For the moment Zona had forgotten her haste to get away and was leaning forward earnestly over the empty tea-caddy.

"Most assuredly," I agreed, realizing suddenly one reason why Freud is taken up so readily in a circle such as that which I was now tangent to. He offers an easy, scientific highroad to the discussion of intimate sex—and that is, after all, under the veneer, the middle name of Greenwich Village, as it is of all "highbrows" when one comes to get under their skins and truly understand what secretly is back of their "uplifts" and "reforms" in social evils and hygiene.

"But what of Honora?" I asked, loath to lose the piquant assistance of Zona, once I had it. "Why was she here? Had she come to watch Shattuck? Or was it to watch Vina? Or was it really to watch her husband? Her husband or Shattuck—I wonder which?"

"Suppose it was either?" shrugged Zona, nonchalantly. "What of it?"

Evidently the spell of her interest in the Freud discussion had broken when she finished her last sentence.

"In the former case she is merely old-fashioned," added Zona, "in the latter merely foolish."

With this typical meaningless cleverness that in reality hides the shallowness of our advanced "thinkers" Zona bade us adieu. Belle and I chatted a few moments, when she suddenly discovered she was half an hour late for an engagement. I settled the check, and we tipped our way out and into a cab that whirled us up-town, while Belle poked fun at my benighted conservatism, which I did not mind in the least.
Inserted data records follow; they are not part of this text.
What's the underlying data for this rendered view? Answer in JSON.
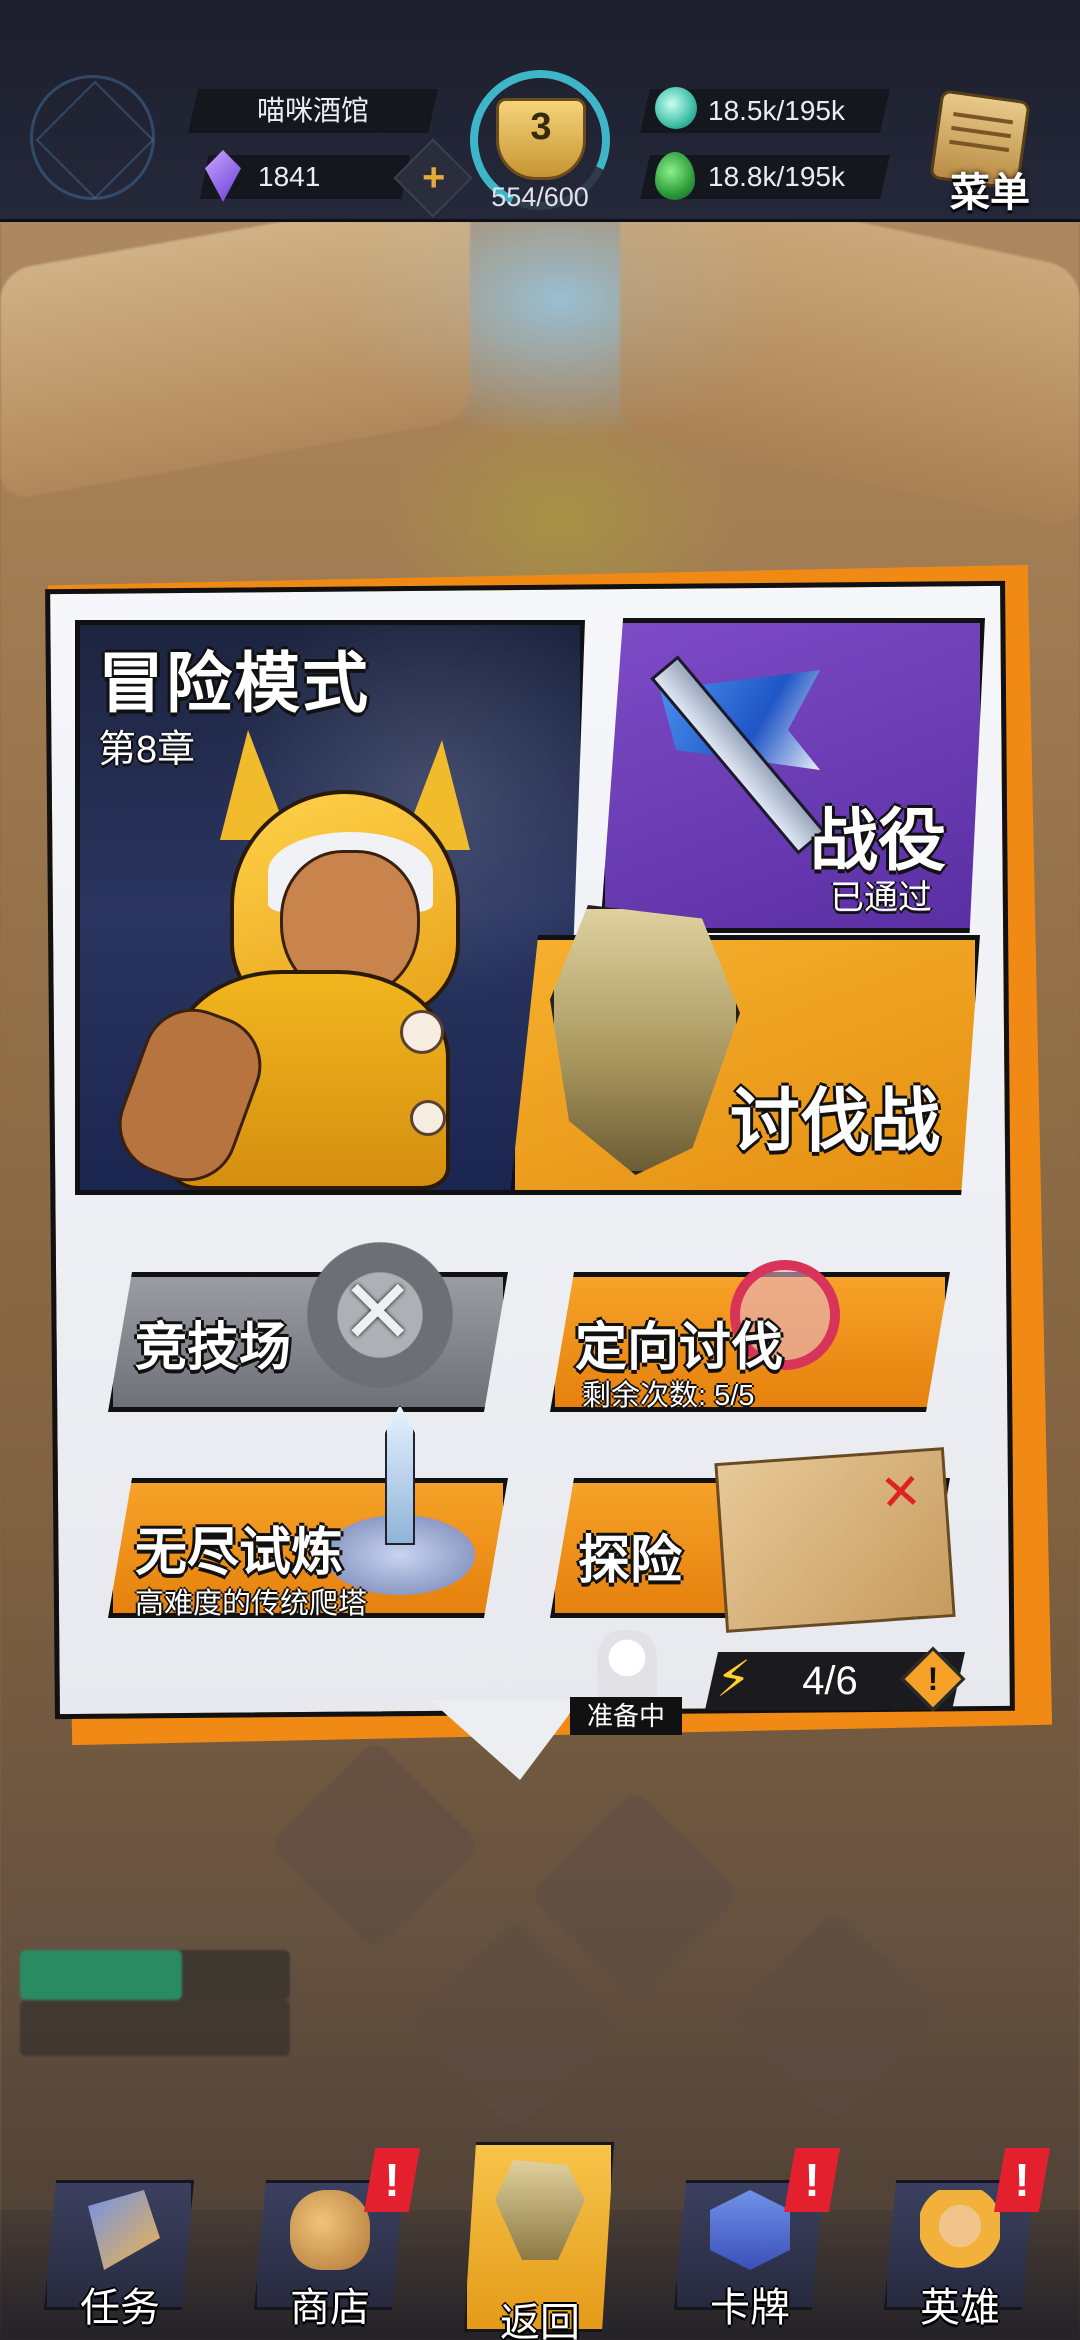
{
  "hud": {
    "tavern_name": "喵咪酒馆",
    "gems": "1841",
    "plus_label": "+",
    "trophy_level": "3",
    "trophy_progress": "554/600",
    "resource_1": "18.5k/195k",
    "resource_2": "18.8k/195k",
    "menu_label": "菜单"
  },
  "adventure": {
    "title": "冒险模式",
    "chapter": "第8章"
  },
  "campaign": {
    "title": "战役",
    "status": "已通过"
  },
  "subjugation": {
    "title": "讨伐战"
  },
  "modes": {
    "arena": {
      "label": "竞技场"
    },
    "directed": {
      "label": "定向讨伐",
      "sub": "剩余次数: 5/5"
    },
    "endless": {
      "label": "无尽试炼",
      "sub": "高难度的传统爬塔"
    },
    "explore": {
      "label": "探险"
    }
  },
  "ready": {
    "label": "准备中"
  },
  "stamina": {
    "icon": "⚡",
    "value": "4/6",
    "plus": "!"
  },
  "nav": {
    "items": [
      {
        "label": "任务",
        "icon": "quest-scroll-icon",
        "alert": false
      },
      {
        "label": "商店",
        "icon": "shop-bag-icon",
        "alert": true
      },
      {
        "label": "返回",
        "icon": "return-rock-icon",
        "alert": false,
        "active": true
      },
      {
        "label": "卡牌",
        "icon": "card-icon",
        "alert": true
      },
      {
        "label": "英雄",
        "icon": "hero-icon",
        "alert": true
      }
    ],
    "alert_mark": "!"
  },
  "colors": {
    "accent_orange": "#f08a14",
    "campaign_purple": "#6a3cb4",
    "hud_dark": "#1d1f2c",
    "alert_red": "#e4202e"
  }
}
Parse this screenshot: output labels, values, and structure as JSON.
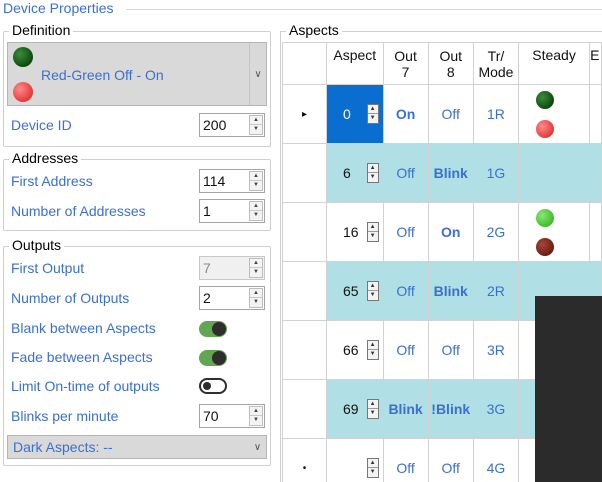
{
  "title": "Device Properties",
  "definition": {
    "label": "Definition",
    "combo_text": "Red-Green Off - On",
    "lamps": [
      "dark-green",
      "red"
    ],
    "device_id_label": "Device ID",
    "device_id": "200"
  },
  "addresses": {
    "label": "Addresses",
    "first_address_label": "First Address",
    "first_address": "114",
    "num_addresses_label": "Number of Addresses",
    "num_addresses": "1"
  },
  "outputs": {
    "label": "Outputs",
    "first_output_label": "First Output",
    "first_output": "7",
    "num_outputs_label": "Number of Outputs",
    "num_outputs": "2",
    "blank_label": "Blank between Aspects",
    "blank_on": true,
    "fade_label": "Fade between Aspects",
    "fade_on": true,
    "limit_label": "Limit On-time of outputs",
    "limit_on": false,
    "blinks_label": "Blinks per minute",
    "blinks": "70",
    "dark_aspects": "Dark Aspects: --"
  },
  "aspects": {
    "label": "Aspects",
    "columns": [
      "Aspect",
      "Out 7",
      "Out 8",
      "Tr/ Mode",
      "Steady",
      "E"
    ],
    "rows": [
      {
        "marker": "▸",
        "aspect": "0",
        "out7": "On",
        "out8": "Off",
        "mode": "1R",
        "steady": [
          "dark-green",
          "red"
        ],
        "teal": false,
        "selected": true
      },
      {
        "marker": "",
        "aspect": "6",
        "out7": "Off",
        "out8": "Blink",
        "mode": "1G",
        "steady": [],
        "teal": true,
        "selected": false
      },
      {
        "marker": "",
        "aspect": "16",
        "out7": "Off",
        "out8": "On",
        "mode": "2G",
        "steady": [
          "light-green",
          "dark-red"
        ],
        "teal": false,
        "selected": false
      },
      {
        "marker": "",
        "aspect": "65",
        "out7": "Off",
        "out8": "Blink",
        "mode": "2R",
        "steady": [],
        "teal": true,
        "selected": false
      },
      {
        "marker": "",
        "aspect": "66",
        "out7": "Off",
        "out8": "Off",
        "mode": "3R",
        "steady": [],
        "teal": false,
        "selected": false
      },
      {
        "marker": "",
        "aspect": "69",
        "out7": "Blink",
        "out8": "!Blink",
        "mode": "3G",
        "steady": [],
        "teal": true,
        "selected": false
      },
      {
        "marker": "•",
        "aspect": "",
        "out7": "Off",
        "out8": "Off",
        "mode": "4G",
        "steady": [],
        "teal": false,
        "selected": false
      }
    ]
  }
}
I left her at her hotel, with hearty thanks for the great help she had been in the case, and sincerely happy, in addition to that, for a pleasant couple of hours at dinner with a girl with whom one might disagree yet still regard highly.

A few minutes later I was at the laboratory, full of a new-born theory that Shattuck, down in the Village, had studied Freud more than we had suspected merely from finding Freud's books in his library—that he must have known Honora's dreams, interpreted them, and found out secretly she still loved him, as her open jealousy had, perhaps, showed in the incident I had unearthed.

Craig was already there, and at work. He listened attentively and without comment to what I had to report.

"What have you found?" I asked, finally, when I had finished with my own facts and theories.